PS: Soeben habe ich, Belege suchend, 12 Seiten Musäus gelesen, aber - merkwürdig, merkwürdig! - fast kein einziges Genitivobjekt entdeckt. Das schüttelt meine These ganz schön durch!

Ich habe gerade noch ein „sie genössen einander“ bemerkt. (Woher weiß man eigentlich, dass dies Genitv und nicht Akkusativ ist?)

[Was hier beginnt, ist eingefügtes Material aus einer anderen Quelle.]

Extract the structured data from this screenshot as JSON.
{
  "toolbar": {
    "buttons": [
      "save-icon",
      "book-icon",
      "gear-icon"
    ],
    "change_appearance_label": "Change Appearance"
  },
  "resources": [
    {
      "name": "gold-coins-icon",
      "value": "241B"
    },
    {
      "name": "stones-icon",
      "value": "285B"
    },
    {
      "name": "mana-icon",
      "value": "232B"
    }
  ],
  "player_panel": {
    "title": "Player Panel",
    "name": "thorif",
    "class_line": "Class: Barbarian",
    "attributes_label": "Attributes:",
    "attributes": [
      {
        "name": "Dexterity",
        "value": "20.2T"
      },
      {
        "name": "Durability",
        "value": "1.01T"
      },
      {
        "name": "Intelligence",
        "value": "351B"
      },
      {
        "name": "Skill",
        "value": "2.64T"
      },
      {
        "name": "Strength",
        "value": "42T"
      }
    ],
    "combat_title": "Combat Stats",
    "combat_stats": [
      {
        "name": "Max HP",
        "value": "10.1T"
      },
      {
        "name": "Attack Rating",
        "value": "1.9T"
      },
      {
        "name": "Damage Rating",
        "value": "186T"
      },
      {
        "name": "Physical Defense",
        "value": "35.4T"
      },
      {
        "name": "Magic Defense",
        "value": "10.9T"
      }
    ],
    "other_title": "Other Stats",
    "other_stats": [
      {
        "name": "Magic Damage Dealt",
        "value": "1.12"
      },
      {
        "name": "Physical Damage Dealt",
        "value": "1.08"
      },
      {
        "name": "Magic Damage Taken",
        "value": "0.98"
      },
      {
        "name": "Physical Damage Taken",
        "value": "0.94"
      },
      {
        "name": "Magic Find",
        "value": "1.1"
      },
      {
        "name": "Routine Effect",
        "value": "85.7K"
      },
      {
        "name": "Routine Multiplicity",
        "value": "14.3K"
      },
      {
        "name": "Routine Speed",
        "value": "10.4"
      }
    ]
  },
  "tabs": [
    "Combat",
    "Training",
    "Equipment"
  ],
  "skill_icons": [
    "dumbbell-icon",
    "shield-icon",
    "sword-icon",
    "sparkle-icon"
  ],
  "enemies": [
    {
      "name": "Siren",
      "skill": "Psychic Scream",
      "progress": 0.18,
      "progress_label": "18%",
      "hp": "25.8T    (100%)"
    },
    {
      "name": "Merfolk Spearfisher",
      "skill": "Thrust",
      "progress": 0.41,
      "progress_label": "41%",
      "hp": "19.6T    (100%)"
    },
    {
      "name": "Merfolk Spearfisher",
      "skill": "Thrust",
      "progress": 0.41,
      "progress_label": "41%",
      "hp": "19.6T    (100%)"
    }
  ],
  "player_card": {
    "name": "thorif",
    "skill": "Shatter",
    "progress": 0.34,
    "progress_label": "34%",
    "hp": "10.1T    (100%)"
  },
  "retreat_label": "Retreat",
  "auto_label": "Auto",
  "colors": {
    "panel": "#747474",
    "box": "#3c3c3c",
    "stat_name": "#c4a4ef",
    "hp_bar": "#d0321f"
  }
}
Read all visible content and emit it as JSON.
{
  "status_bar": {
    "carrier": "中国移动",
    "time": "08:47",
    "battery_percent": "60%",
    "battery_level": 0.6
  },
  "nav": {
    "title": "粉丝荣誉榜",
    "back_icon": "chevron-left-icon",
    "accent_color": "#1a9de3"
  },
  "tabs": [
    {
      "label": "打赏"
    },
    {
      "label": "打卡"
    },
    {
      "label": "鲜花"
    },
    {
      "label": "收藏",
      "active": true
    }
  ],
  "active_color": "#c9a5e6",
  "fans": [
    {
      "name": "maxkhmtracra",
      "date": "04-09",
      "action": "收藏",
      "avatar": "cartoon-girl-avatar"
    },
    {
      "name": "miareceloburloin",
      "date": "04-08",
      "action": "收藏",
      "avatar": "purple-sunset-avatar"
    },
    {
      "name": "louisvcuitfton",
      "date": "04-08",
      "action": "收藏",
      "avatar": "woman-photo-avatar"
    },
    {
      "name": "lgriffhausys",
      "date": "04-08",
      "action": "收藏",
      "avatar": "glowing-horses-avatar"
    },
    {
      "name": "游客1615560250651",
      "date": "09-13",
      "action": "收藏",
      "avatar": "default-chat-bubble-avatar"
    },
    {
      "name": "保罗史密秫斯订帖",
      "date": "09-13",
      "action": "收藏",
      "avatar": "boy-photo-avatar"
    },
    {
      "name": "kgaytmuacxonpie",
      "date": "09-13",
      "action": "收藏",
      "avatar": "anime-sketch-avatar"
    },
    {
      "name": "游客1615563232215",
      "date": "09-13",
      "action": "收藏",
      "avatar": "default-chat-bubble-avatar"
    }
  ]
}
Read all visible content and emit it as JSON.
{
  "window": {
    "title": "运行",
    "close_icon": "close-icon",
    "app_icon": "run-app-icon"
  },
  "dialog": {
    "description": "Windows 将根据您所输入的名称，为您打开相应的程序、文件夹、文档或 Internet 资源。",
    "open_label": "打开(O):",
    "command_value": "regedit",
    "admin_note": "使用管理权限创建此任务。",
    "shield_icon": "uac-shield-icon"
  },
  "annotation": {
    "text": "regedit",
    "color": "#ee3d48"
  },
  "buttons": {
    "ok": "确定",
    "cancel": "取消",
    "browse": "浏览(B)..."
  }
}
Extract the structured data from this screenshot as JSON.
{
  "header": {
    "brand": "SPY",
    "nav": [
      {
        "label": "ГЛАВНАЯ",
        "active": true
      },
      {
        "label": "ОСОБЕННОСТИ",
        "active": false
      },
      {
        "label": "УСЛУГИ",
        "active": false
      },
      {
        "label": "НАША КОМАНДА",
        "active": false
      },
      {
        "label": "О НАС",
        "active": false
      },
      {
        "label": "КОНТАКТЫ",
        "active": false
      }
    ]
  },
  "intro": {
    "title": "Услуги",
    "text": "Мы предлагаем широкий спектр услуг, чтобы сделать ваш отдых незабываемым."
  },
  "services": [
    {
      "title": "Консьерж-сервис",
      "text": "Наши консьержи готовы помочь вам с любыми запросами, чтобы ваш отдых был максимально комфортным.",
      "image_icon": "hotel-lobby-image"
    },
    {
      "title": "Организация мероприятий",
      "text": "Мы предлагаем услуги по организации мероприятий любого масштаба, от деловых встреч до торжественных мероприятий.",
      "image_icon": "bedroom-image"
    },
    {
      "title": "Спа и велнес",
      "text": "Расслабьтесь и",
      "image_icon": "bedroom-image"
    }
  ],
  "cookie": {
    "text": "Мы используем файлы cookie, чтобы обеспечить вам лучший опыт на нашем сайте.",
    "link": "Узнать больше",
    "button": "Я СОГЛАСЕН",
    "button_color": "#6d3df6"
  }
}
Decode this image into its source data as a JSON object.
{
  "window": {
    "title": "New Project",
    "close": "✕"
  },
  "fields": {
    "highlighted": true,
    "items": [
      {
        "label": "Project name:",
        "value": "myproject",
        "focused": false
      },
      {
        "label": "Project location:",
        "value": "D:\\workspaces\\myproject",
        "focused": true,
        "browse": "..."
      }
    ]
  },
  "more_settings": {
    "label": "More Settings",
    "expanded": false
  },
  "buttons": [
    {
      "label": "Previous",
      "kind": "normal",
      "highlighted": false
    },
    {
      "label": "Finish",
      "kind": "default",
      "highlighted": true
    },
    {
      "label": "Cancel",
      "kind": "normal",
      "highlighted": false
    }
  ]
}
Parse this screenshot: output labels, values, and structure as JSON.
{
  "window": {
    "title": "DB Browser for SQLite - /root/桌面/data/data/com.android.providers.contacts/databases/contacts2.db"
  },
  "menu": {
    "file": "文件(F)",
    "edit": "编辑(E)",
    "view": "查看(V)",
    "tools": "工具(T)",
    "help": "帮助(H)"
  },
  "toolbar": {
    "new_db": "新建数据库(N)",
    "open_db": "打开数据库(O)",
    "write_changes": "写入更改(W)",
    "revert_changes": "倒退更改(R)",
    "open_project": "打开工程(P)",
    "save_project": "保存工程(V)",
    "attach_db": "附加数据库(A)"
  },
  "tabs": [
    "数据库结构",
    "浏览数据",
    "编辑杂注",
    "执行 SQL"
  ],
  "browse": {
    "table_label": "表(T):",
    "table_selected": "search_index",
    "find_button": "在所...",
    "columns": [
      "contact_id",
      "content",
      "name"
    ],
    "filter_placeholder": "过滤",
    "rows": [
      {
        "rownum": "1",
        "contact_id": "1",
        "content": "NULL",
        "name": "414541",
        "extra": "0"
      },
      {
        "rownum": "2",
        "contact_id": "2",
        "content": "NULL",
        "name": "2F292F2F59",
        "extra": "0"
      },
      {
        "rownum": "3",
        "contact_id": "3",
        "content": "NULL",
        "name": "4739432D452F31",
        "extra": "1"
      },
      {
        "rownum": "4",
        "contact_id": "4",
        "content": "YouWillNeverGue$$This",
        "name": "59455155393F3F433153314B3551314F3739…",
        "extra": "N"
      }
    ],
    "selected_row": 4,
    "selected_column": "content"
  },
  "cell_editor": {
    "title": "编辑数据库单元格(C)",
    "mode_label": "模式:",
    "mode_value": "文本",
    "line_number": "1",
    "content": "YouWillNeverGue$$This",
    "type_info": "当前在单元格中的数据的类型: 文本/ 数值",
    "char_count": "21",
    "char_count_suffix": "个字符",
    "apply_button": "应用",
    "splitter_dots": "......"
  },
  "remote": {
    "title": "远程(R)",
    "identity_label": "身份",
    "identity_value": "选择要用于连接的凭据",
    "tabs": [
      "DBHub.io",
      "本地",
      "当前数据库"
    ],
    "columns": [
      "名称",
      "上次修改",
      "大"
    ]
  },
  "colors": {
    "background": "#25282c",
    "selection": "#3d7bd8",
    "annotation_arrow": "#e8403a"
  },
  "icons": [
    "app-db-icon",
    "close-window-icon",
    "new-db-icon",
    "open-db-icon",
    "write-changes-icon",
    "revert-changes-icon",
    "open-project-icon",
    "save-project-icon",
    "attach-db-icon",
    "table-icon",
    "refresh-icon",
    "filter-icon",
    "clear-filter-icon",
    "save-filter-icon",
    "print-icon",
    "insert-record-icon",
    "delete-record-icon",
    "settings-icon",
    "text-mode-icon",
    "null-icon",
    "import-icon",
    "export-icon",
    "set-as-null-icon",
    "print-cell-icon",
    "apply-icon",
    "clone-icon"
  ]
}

Ich habe gerade noch ein „sie genössen einander“ bemerkt.
(Woher weiß man eigentlich, dass dies Genitv und nicht
Akkusativ ist?)

Seien Sie dessen sicher, lieber Andreas, daß das Genitiv-Objekt durchaus noch Liebhaber und Verehrer hat. „Sie genössen einander“ ist nun freilich kein Genitiv, sondern eindeutig Akkusativ, während „er genoß des Weins“ ein Genitiv ist. Man merkt es wirklich nur am Artikel.
Das schönste Genitiv-Objekt finde ich übrigens „sie genas eines Kindes“.

Gruß - Rolf

ich hab neulich mal - ganz frei von der Schnapsleber weg -
geschrieben, das Genitivobjekt sei ja vor allem eine Mode des
18. Jahrhunderts, und nur so sprachreaktionäre Ärsche wie ich
würden dessen noch gebrauchen.
Ich hoffe ich habe, suffschwankend, trotzdem nicht allzu weit
daneben getroffen: Ist der Genitiv wirklich früher so exzessiv
gebraucht worden, wie meine trügerische Literaturerinnerung es
mir flüstert?
Was sind Ihre historischen Erfahrungen mit dem Genitivobjekt?

Also, ich hatte den gleichen Eindruck, und habe sofort zu Walter Scotts Ivanhoe gegriffen, durch den ich mich gerade durchkaue (ich gestehe, der Sprachstil jener Zeit ist für mich ziemlich schwer verdaulich). Und siehe da, es sind tatsächlich nicht so viele, wie mir vorkam. Offensichtlich fahren solche für uns ungewöhnliche Wendungen jedesmal, dass sie vorkommen, dermaßen ins Gedächtnis, dass der Eindruck entsteht, sie kämen ununterbrochen vor.

Grüße
Livia

ich auch!
Ein lieblicher Hauch von «schöner alter Welt»
umfliesst Sentenzen wie «Hat er noch genug des
Geldes?» …

Rolf, der andere

Ein lieblicher Hauch von «schöner alter Welt»
umfliesst Sentenzen wie «Hat er noch genug des
Geldes?» …

Rolf, der andere

Hallo anderer Rolf,

ist das nicht schön: „Um baren Geldes erwürbe ich gern ein Pfund weißen Brotes“?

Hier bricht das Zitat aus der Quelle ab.